In an extremely competitive job market, candidates need to be clinical and clever in making their resumes stand out from the crowd and including high impact phrases and keywords is one way to do it. Recruiters and human resources personnel assessing possibly hundreds of CVs in support of job applications will look for standout phrases that tell them this candidate understands what the job entails. It’s vital that you continually refine and polish your resume, editing out those weak and passive phrases that will fail to attract the right attention. Instead, go for high impact resume phrases.
Don’t be vague – your resume needs to be action-packed, to sell you as a forward-thinking, dynamic individual who would be an asset to any organization. So bin the passive words and phrases that are bland and add nothing about you, your experience or your ability. Include industry specific words that relate both to your experience and the job you’re applying for.
Stock and over-used phrases to avoid include “responsible for” or “duties included”. Instead turn these statements into active phrases, such as “managed” or “directed”.
While soft skills are certainly part of the all-round ability that employers look for in candidates, these sort of skills are not as important as ability and experience and neither are they particularly unique to you – for example, every applicant will claim to have excellent communication skills or a strong work ethic. Your resume should focus more on providing examples of exactly where you showed excellent communication skills or proved your work ethic was strong. Think of the obvious words you would normally use to describe your skills and experience – and bin them.
Don’t say you’re a problem solver. Do say you are proactive, a strategic thinker or troubleshooter.
Every employee should be results driven so instead say you’re performance driven – you’re telling employers that all aspects of the role are important to you, not simply the end result. And that brings us on to the phrase “team player”, as hackneyed a claim as any out there. Don’t use it but provide examples of where you worked as part of a team or led a team – accomplishments are much more impressive.

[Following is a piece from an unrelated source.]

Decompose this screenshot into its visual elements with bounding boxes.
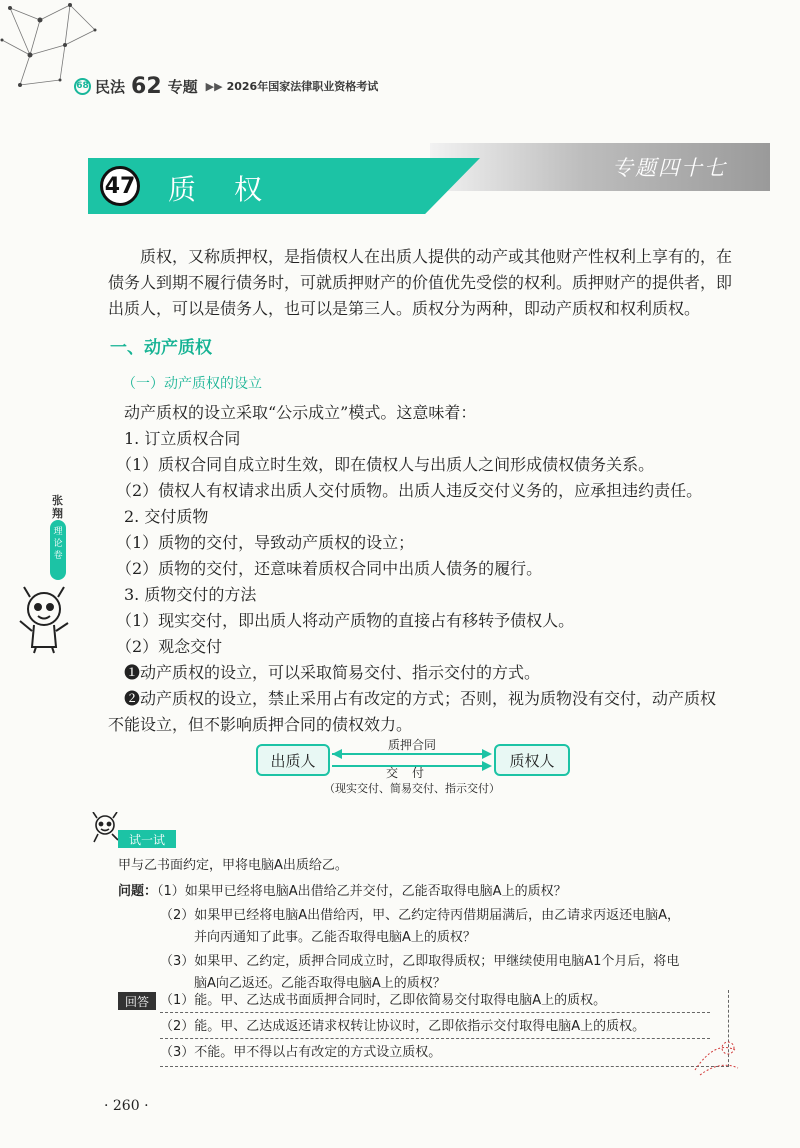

Don’t write out your proven track record. Your achievements and accomplishments do that for you. And for the same reason, it’s simply redundant to tell potential employers that you’re successful at what you do. They can read, they can see what you’ve done and can judge for themselves how successful you are.
Your resume should be a constant work in progress, updated regularly with new achievements and experience, and ruthlessly edited to remove dated or outmoded practices. If you do that and use action phrases and keywords that attract attention, your CV will definitely catch the right attention.